Il secondo passo è stato quello di intervenire sul mercato portandosi a casa l’unico All-Star “in vendita”, Nikola Vucevic, esodato da Orlando, che però è “costato” una parte del futuro dei Bulls: due prime scelte (protette in top-4) nel 2021 e nel 2023 e un prospetto interessante quanto acerbo come Wendell Carter Jr. Con questo scambio, che ha portato anche un veterano come Aminu, i Bulls sono usciti allo scoperto mettendo a nudo le loro ambizioni di Play-off.

Vucevic risponde perfettamente alle esigenze che aveva la squadra, ovvero affiancare a LaVine un altro giocatore in grado di mettere punti a tabellone togliendogli così un po’ di pressione (e un po’ di possessi) e costringendo le difese a concentrarsi non esclusivamente su di lui.

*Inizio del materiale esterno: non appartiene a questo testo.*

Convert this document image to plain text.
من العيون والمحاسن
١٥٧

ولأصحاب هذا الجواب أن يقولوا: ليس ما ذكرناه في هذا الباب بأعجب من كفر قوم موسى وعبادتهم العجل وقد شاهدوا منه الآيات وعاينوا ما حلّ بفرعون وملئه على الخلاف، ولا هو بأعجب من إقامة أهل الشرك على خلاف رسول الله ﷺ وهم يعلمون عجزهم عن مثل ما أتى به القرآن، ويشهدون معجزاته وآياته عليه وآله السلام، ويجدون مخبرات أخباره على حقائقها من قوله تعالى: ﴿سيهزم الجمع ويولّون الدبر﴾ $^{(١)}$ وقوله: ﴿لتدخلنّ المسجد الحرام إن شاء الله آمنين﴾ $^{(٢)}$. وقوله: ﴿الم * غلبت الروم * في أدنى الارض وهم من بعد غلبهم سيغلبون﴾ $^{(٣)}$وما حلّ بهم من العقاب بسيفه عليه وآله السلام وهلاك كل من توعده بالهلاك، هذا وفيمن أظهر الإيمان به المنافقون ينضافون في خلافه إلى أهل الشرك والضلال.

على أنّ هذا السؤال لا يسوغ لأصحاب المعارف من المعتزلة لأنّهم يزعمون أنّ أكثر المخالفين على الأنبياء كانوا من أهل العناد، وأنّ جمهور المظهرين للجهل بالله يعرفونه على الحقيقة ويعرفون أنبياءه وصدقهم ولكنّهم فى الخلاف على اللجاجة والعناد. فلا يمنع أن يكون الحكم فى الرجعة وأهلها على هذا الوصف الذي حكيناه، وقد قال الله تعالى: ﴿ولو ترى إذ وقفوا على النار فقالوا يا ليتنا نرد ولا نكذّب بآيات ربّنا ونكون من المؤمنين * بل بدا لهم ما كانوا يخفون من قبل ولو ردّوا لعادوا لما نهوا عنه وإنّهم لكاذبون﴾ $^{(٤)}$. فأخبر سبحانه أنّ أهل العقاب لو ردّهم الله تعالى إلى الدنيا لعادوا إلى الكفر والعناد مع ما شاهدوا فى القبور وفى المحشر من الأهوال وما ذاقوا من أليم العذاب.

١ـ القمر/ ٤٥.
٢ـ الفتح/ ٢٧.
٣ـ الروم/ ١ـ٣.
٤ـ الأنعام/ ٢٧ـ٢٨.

Il montenegrino viaggia a 25 punti e 11 rimbalzi di media, nella metà campo offensiva è di una efficienza spaventosa ma nella metà campo difensiva resta un problema perché attaccabile praticamente da tutti sui pick ‘n roll. In suo aiuto potrebbe arrivare Daniel Theis che porta in dote una discreta presenza sotto il tabellone e un dinamismo che ai Celtics è servito un bel po’ nelle ultime stagioni. I dubbi invece permangono sulla possibile coesistenza di “Vooch” con l’altro lungo europeo a roster, Lauri Markkanen, che sembra sempre più ai margini del progetto e che in estate da free agent potrebbe cambiare aria.

Chicago si trova al momento in decima posizione, con un record di 21-28 all’ultimo posto disponibile giocare il play-in. La chimica con i nuovi inserimenti va ancora trovata ovviamente, ma a Windy City non c’è moltissimo tempo e mancare un eventuale play-in visti gli sforzi effettuati per portare Vucevic sarebbe un fallimento totale per la società, anche in ottica futura se la volontà sarà quella di attirare qualche free agent puntando su cultura, programmazione e ambizioni.
Ecco perché raggiungere la postseason diventa quasi un obbligo per i nuovi Bulls: per continuare a programmare, per continuare a migliorare, per riprendere a sognare e per riaccendere quei cuori che si sono spenti nello stesso momento in cui si sono spente le luci del palazzetto a Salt Lake City il 14 giugno del 1998.